The numbers you call from your home phone or smartphone are nobody else's business, and if the government wants to know who you are calling they'll need a court order for a wiretap, right? Yes and no. 


Yes, most people would say that those calls are usually nobody else's business, and No, the government doesn't need a court order for a wiretap. Since you voluntarily hand that information to your telephone service provider (so that they can complete your calls), the called number information isn't private. With that justification, there's a lower bar to clear to get the information.


Let me back up a little bit. Three key types of information about telephone calls are

  1. Who you call
  2. Who calls you
  3. What gets said
If law enforcement wants to listen in on what's getting said on your calls, they need to get a wiretap. For that they need a court order and they usually need a good reason.
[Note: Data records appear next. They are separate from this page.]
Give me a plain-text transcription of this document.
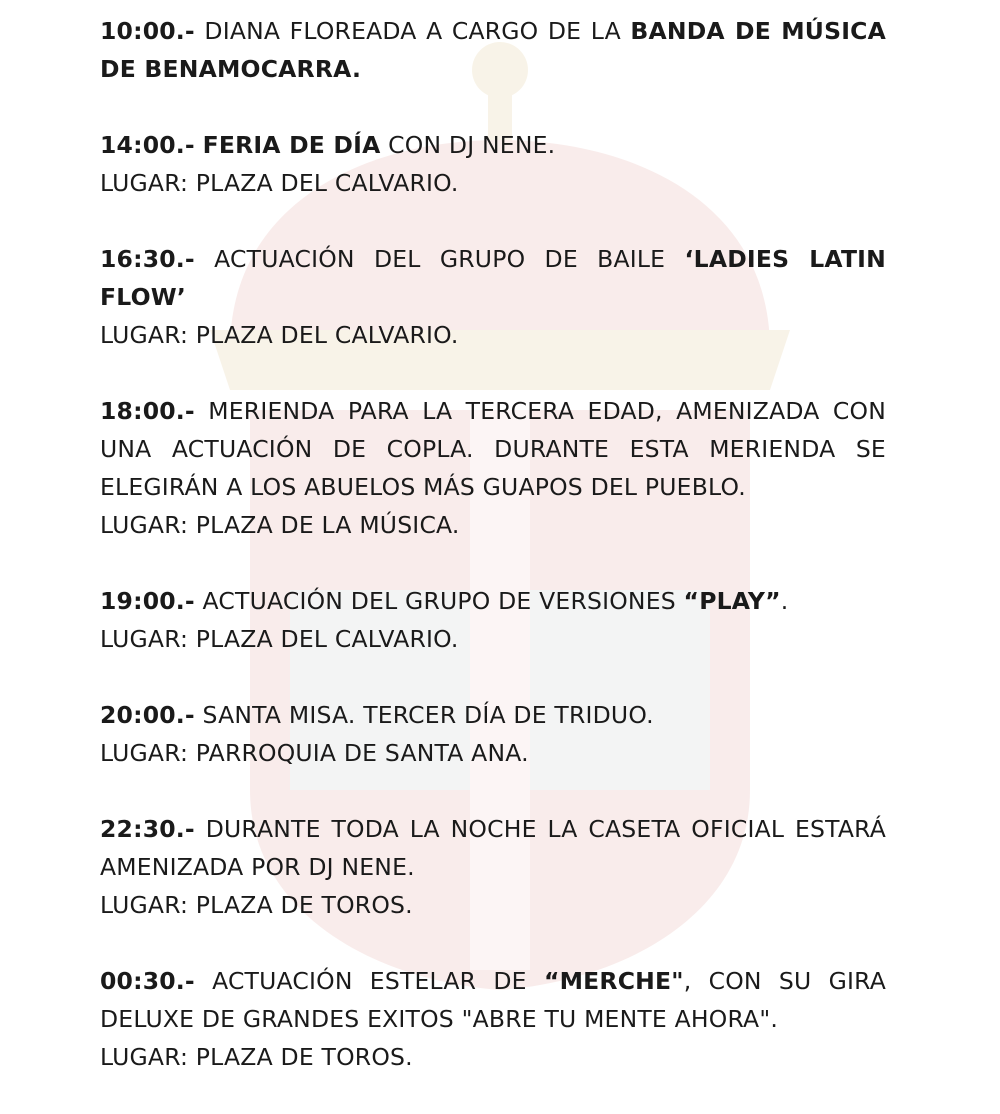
10:00.- DIANA FLOREADA A CARGO DE LA BANDA DE MÚSICA DE BENAMOCARRA.
14:00.- FERIA DE DÍA CON DJ NENE.
LUGAR: PLAZA DEL CALVARIO.
16:30.- ACTUACIÓN DEL GRUPO DE BAILE ‘LADIES LATIN FLOW’
LUGAR: PLAZA DEL CALVARIO.
18:00.- MERIENDA PARA LA TERCERA EDAD, AMENIZADA CON UNA ACTUACIÓN DE COPLA. DURANTE ESTA MERIENDA SE ELEGIRÁN A LOS ABUELOS MÁS GUAPOS DEL PUEBLO.
LUGAR: PLAZA DE LA MÚSICA.
19:00.- ACTUACIÓN DEL GRUPO DE VERSIONES “PLAY”.
LUGAR: PLAZA DEL CALVARIO.
20:00.- SANTA MISA. TERCER DÍA DE TRIDUO.
LUGAR: PARROQUIA DE SANTA ANA.
22:30.- DURANTE TODA LA NOCHE LA CASETA OFICIAL ESTARÁ AMENIZADA POR DJ NENE.
LUGAR: PLAZA DE TOROS.
00:30.- ACTUACIÓN ESTELAR DE “MERCHE", CON SU GIRA DELUXE DE GRANDES EXITOS "ABRE TU MENTE AHORA".
LUGAR: PLAZA DE TOROS.
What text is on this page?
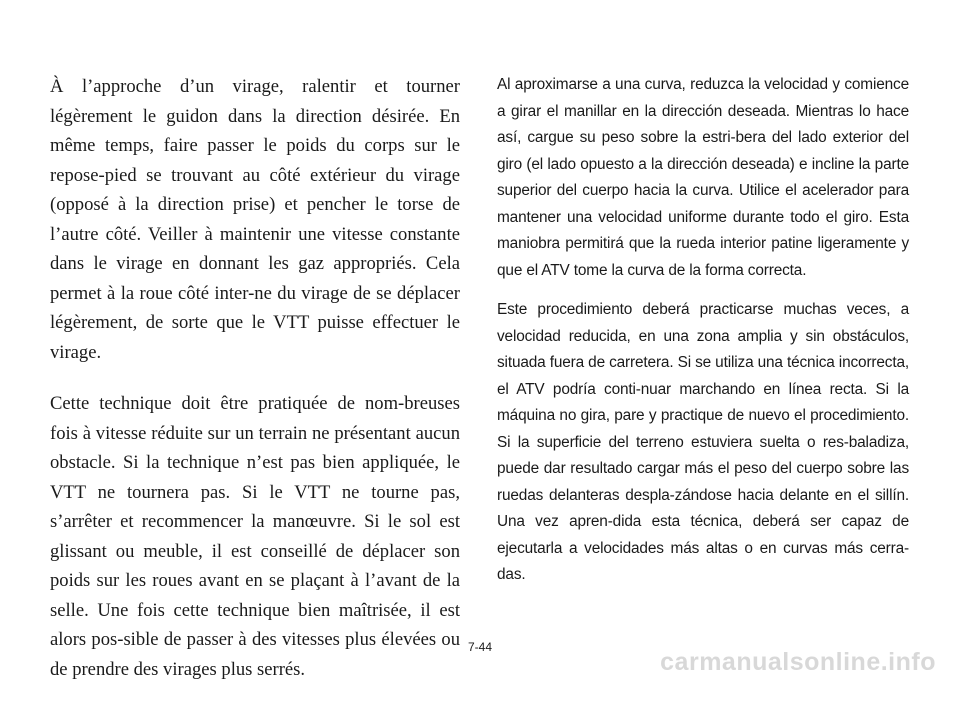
À l’approche d’un virage, ralentir et tourner légèrement le guidon dans la direction désirée. En même temps, faire passer le poids du corps sur le repose-pied se trouvant au côté extérieur du virage (opposé à la direction prise) et pencher le torse de l’autre côté. Veiller à maintenir une vitesse constante dans le virage en donnant les gaz appropriés. Cela permet à la roue côté inter-ne du virage de se déplacer légèrement, de sorte que le VTT puisse effectuer le virage.

Cette technique doit être pratiquée de nom-breuses fois à vitesse réduite sur un terrain ne présentant aucun obstacle. Si la technique n’est pas bien appliquée, le VTT ne tournera pas. Si le VTT ne tourne pas, s’arrêter et recommencer la manœuvre. Si le sol est glissant ou meuble, il est conseillé de déplacer son poids sur les roues avant en se plaçant à l’avant de la selle. Une fois cette technique bien maîtrisée, il est alors pos-sible de passer à des vitesses plus élevées ou de prendre des virages plus serrés.

Al aproximarse a una curva, reduzca la velocidad y comience a girar el manillar en la dirección deseada. Mientras lo hace así, cargue su peso sobre la estri-bera del lado exterior del giro (el lado opuesto a la dirección deseada) e incline la parte superior del cuerpo hacia la curva. Utilice el acelerador para mantener una velocidad uniforme durante todo el giro. Esta maniobra permitirá que la rueda interior patine ligeramente y que el ATV tome la curva de la forma correcta.

Este procedimiento deberá practicarse muchas veces, a velocidad reducida, en una zona amplia y sin obstáculos, situada fuera de carretera. Si se utiliza una técnica incorrecta, el ATV podría conti-nuar marchando en línea recta. Si la máquina no gira, pare y practique de nuevo el procedimiento. Si la superficie del terreno estuviera suelta o res-baladiza, puede dar resultado cargar más el peso del cuerpo sobre las ruedas delanteras despla-zándose hacia delante en el sillín. Una vez apren-dida esta técnica, deberá ser capaz de ejecutarla a velocidades más altas o en curvas más cerra-das.

7-44
carmanualsonline.info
The other two types of information, who you call and who calls you, involve a much lower standard.

Pen registers are used to record the numbers that you call, while trap devices record the numbers that call you. Law enforcement can get pen/trap orders merely by asking the courts, and without any kind of good reason other than their own belief that the information would assist in some investigation. And they need not report back on findings.
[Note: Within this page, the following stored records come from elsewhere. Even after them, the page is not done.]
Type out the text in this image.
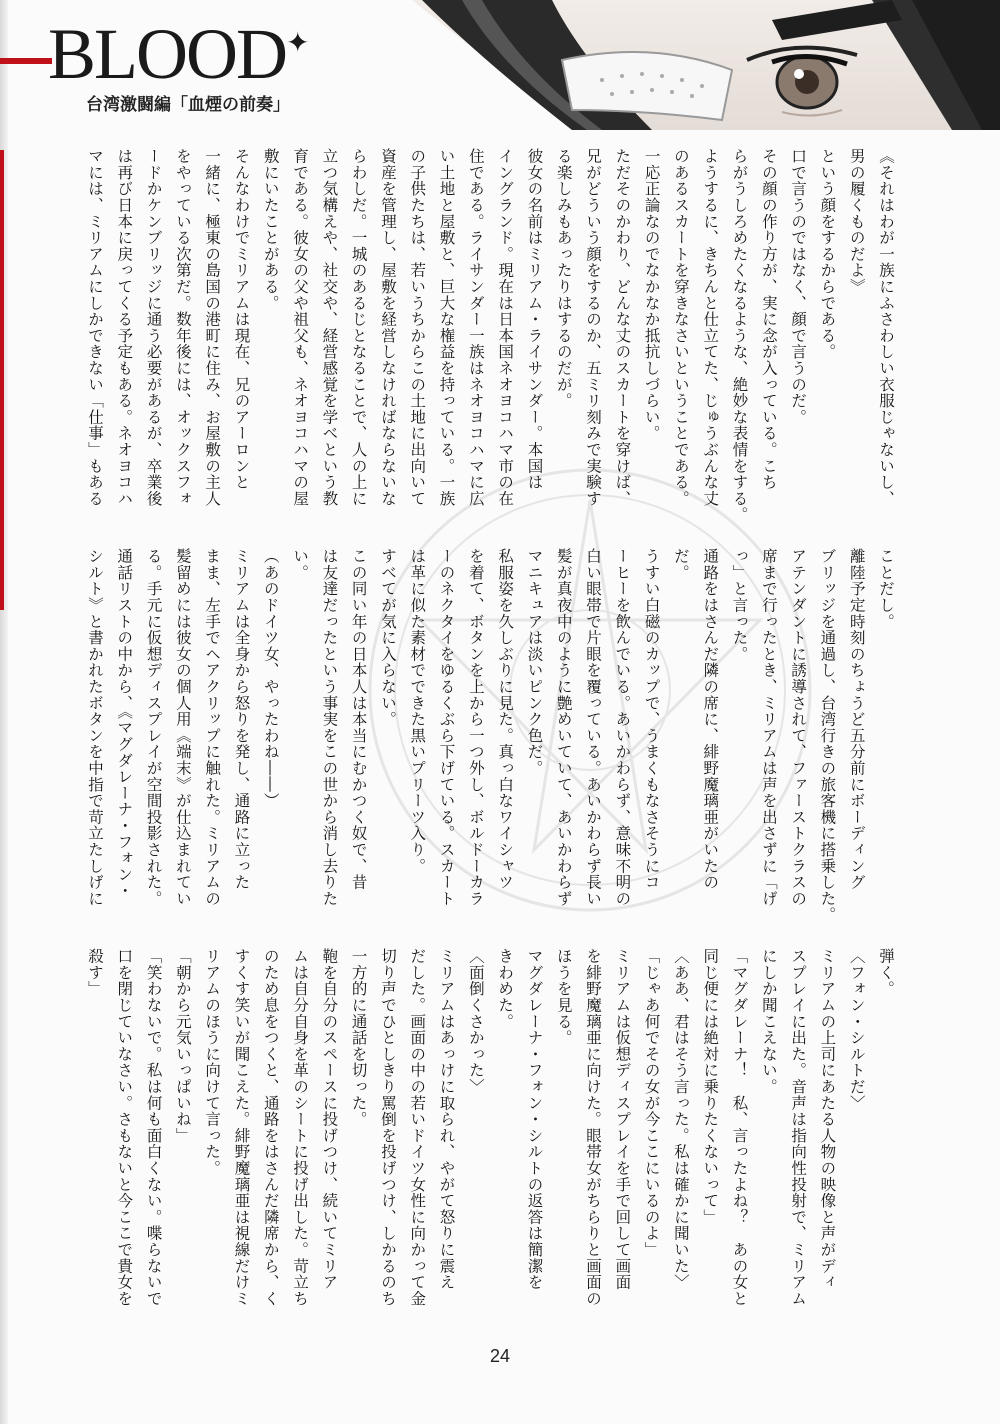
BLOOD✦
台湾激闘編「血煙の前奏」
《それはわが一族にふさわしい衣服じゃないし、
男の履くものだよ》
という顔をするからである。
口で言うのではなく、顔で言うのだ。
その顔の作り方が、実に念が入っている。こち
らがうしろめたくなるような、絶妙な表情をする。
ようするに、きちんと仕立てた、じゅうぶんな丈
のあるスカートを穿きなさいということである。
一応正論なのでなかなか抵抗しづらい。
ただそのかわり、どんな丈のスカートを穿けば、
兄がどういう顔をするのか、五ミリ刻みで実験す
る楽しみもあったりはするのだが。
彼女の名前はミリアム・ライサンダー。本国は
イングランド。現在は日本国ネオヨコハマ市の在
住である。ライサンダー一族はネオヨコハマに広
い土地と屋敷と、巨大な権益を持っている。一族
の子供たちは、若いうちからこの土地に出向いて
資産を管理し、屋敷を経営しなければならないな
らわしだ。一城のあるじとなることで、人の上に
立つ気構えや、社交や、経営感覚を学べという教
育である。彼女の父や祖父も、ネオヨコハマの屋
敷にいたことがある。
そんなわけでミリアムは現在、兄のアーロンと
一緒に、極東の島国の港町に住み、お屋敷の主人
をやっている次第だ。数年後には、オックスフォ
ードかケンブリッジに通う必要があるが、卒業後
は再び日本に戻ってくる予定もある。ネオヨコハ
マには、ミリアムにしかできない「仕事」もある
ことだし。
離陸予定時刻のちょうど五分前にボーディング
ブリッジを通過し、台湾行きの旅客機に搭乗した。
アテンダントに誘導されて、ファーストクラスの
席まで行ったとき、ミリアムは声を出さずに「げ
っ」と言った。
通路をはさんだ隣の席に、緋野魔璃亜がいたの
だ。
うすい白磁のカップで、うまくもなさそうにコ
ーヒーを飲んでいる。あいかわらず、意味不明の
白い眼帯で片眼を覆っている。あいかわらず長い
髪が真夜中のように艶めいていて、あいかわらず
マニキュアは淡いピンク色だ。
私服姿を久しぶりに見た。真っ白なワイシャツ
を着て、ボタンを上から一つ外し、ボルドーカラ
ーのネクタイをゆるくぶら下げている。スカート
は革に似た素材でできた黒いプリーツ入り。
すべてが気に入らない。
この同い年の日本人は本当にむかつく奴で、昔
は友達だったという事実をこの世から消し去りた
い。
（あのドイツ女、やったわね――）
ミリアムは全身から怒りを発し、通路に立った
まま、左手でヘアクリップに触れた。ミリアムの
髪留めには彼女の個人用《端末》が仕込まれてい
る。手元に仮想ディスプレイが空間投影された。
通話リストの中から、《マグダレーナ・フォン・
シルト》と書かれたボタンを中指で苛立たしげに
弾く。
〈フォン・シルトだ〉
ミリアムの上司にあたる人物の映像と声がディ
スプレイに出た。音声は指向性投射で、ミリアム
にしか聞こえない。
「マグダレーナ！　私、言ったよね？　あの女と
同じ便には絶対に乗りたくないって」
〈ああ、君はそう言った。私は確かに聞いた〉
「じゃあ何でその女が今ここにいるのよ」
ミリアムは仮想ディスプレイを手で回して画面
を緋野魔璃亜に向けた。眼帯女がちらりと画面の
ほうを見る。
マグダレーナ・フォン・シルトの返答は簡潔を
きわめた。
〈面倒くさかった〉
ミリアムはあっけに取られ、やがて怒りに震え
だした。画面の中の若いドイツ女性に向かって金
切り声でひとしきり罵倒を投げつけ、しかるのち
一方的に通話を切った。
鞄を自分のスペースに投げつけ、続いてミリア
ムは自分自身を革のシートに投げ出した。苛立ち
のため息をつくと、通路をはさんだ隣席から、く
すくす笑いが聞こえた。緋野魔璃亜は視線だけミ
リアムのほうに向けて言った。
「朝から元気いっぱいね」
「笑わないで。私は何も面白くない。喋らないで
口を閉じていなさい。さもないと今ここで貴女を
殺す」
24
When targeting a cell phone, a Pen Register also allows collection of associated cell tower information (which potentially provides coarse location information), and if the tower at the end of the call is different than the one on which the call started, that information is captured, too (which potentially provides coarse movement information).

Since the enactment of the US Patriot Act, pen/trap orders also apply to Internet communications. A pen/trap served to an ISP allows law enforcement to collect information such as IP addresses and the protocols used along with time stamps. It provides access to email header information other than the subject line (and not the email content), so it allows collection of data on who you send email to and receive email from, the dates and times, and how large the messages are.

What's your expectation about the privacy of numbers that you call, and those that call you? What's your expectation about the privacy of the email you send and receive? 

If Pen Register data is too easy to get, there's a risk of law enforcement casting too wide a net and involving everyone who ever communicated with anyone who ever communicated with a person of interest. If it's too hard to get, law enforcement can't efficiently do their legitimate job. What's the right balance? Should getting a pen/trap order be held to the same high standard as getting a wiretap order, or is it appropriate that it is substantially easier?

Leave a comment and let us know what you think.


(Disclaimer: I'm not a lawyer and I don't play one on TV. I won't claim to be an expert on this subject, but I find it interesting, and maybe you will, too. If I get the facts wrong, perhaps my lawyer friends may set me straight.)